Чай был отменным, но мы оба быстро выпили его и поднялись в кабинет. Мисс Лайджест была в прекрасном расположении духа, полна энтузиазма и щедра на остроумные замечания. Расставляя шахматы, она рассказала мне о своей поездке и о деталях завещания. Я же рассказал ей о своем визите в полицейский участок.
— Похоже, Лестрейд ужасно зол на вас, мисс Лайджест, — сказал я.
— Я зла на него не меньше. Представьте только, каково это — ходить по городу в сопровождении полисмена! Готова поспорить, это сделали из одного только желания доставить мне неудобства! До последних событий я редко имела дело с полицией и никогда не предполагала, что там работают такие посредственности, как Лестрейд.
— В этом вы, пожалуй, правы. Но, возможно, вам стоило попросить меня сопровождать вас к инспектору, и тогда он, наверняка, стал бы меньше упорствовать. Во всяком случае, я бы быстро убедил его, что вы не собираетесь сбежать.
— Он так подумал? Он опасался, что я брошу все и сбегу неизвестно куда?
— Он привык иметь дело с настоящими преступниками и поэтому до сих пор не может привыкнуть, что вы, будучи под арестом, пользуетесь относительной свободой.
— Знаете, мистер Холмс, эту относительную свободу для меня отстоял мой отчим: он подал прошение судье, и ему не смогли отказать. Я опасаюсь, что теперь, когда его больше нет, я в любой момент могу оказаться за решеткой.
— Ваши опасения напрасны: приказ о домашнем аресте предусматривает такое содержание подозреваемого до самого суда. Условия ареста становятся строже, как правило, после случая побега или каких-то других чрезвычайных нарушений.
— Еще одна такая стычка с Лестрейдом, как сегодня утром, и, боюсь, у меня будет такое нарушение, — усмехнулась мисс Лайджест.
— Я вам этого искренне не советую: Лестрейд обожает муштровать арестованных и учить их дисциплине.
— Я уже успела в этом убедиться. Интересно, что-нибудь другое он умеет делать так же хорошо?

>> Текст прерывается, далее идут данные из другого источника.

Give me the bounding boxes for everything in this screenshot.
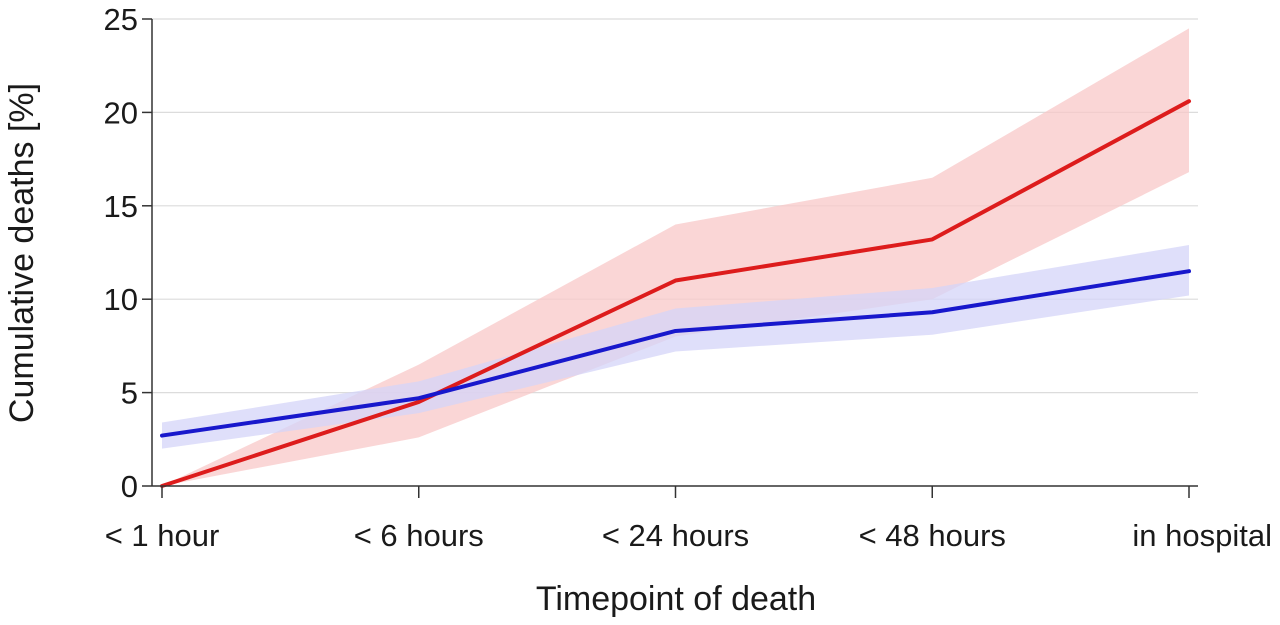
series-lines [160,99,1191,488]
y-tick-labels: 0 5 10 15 20 25 [104,2,138,504]
x-tick-label: in hospital [1132,518,1272,553]
x-tick-label: < 1 hour [105,518,220,553]
y-tick-label: 20 [104,95,138,130]
axes [142,18,1198,498]
x-axis-title: Timepoint of death [536,580,816,618]
y-tick-label: 10 [104,282,138,317]
confidence-band-1 [162,28,1189,487]
x-tick-label: < 24 hours [602,518,749,553]
x-tick-label: < 6 hours [354,518,484,553]
x-tick-label: < 48 hours [859,518,1006,553]
y-tick-label: 15 [104,189,138,224]
confidence-bands [162,28,1189,487]
y-tick-label: 25 [104,2,138,37]
y-tick-label: 0 [121,469,138,504]
series-line-1 [160,99,1191,488]
y-axis-title: Cumulative deaths [%] [3,83,41,423]
series-line-2 [160,269,1191,438]
y-tick-label: 5 [121,376,138,411]
x-tick-labels: < 1 hour < 6 hours < 24 hours < 48 hours in … [105,518,1272,553]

— Он умеет допрашивать свидетелей, правда, при этом не способен ни по-настоящему вникать в произошедшие события, ни прогнозировать их. Сегодня, например, я попытал счастья и спросил у него, что сказал полиции Гриффит Флой о месте своего пребывания во время смерти сэра Чарльза…
— Полагаю, инспектор не потрудился узнать у него об этом.
— Да, его вдруг одолело глубокое сочувствие к судьбе несчастного молодого человека.
— Боже мой, это было бы ужасно смешно, если бы так близко меня не касалось! Что же теперь делать? Неужели придется ждать возвращения Гриффита Флоя, чтобы спросить у него, где он был, когда погиб его отец?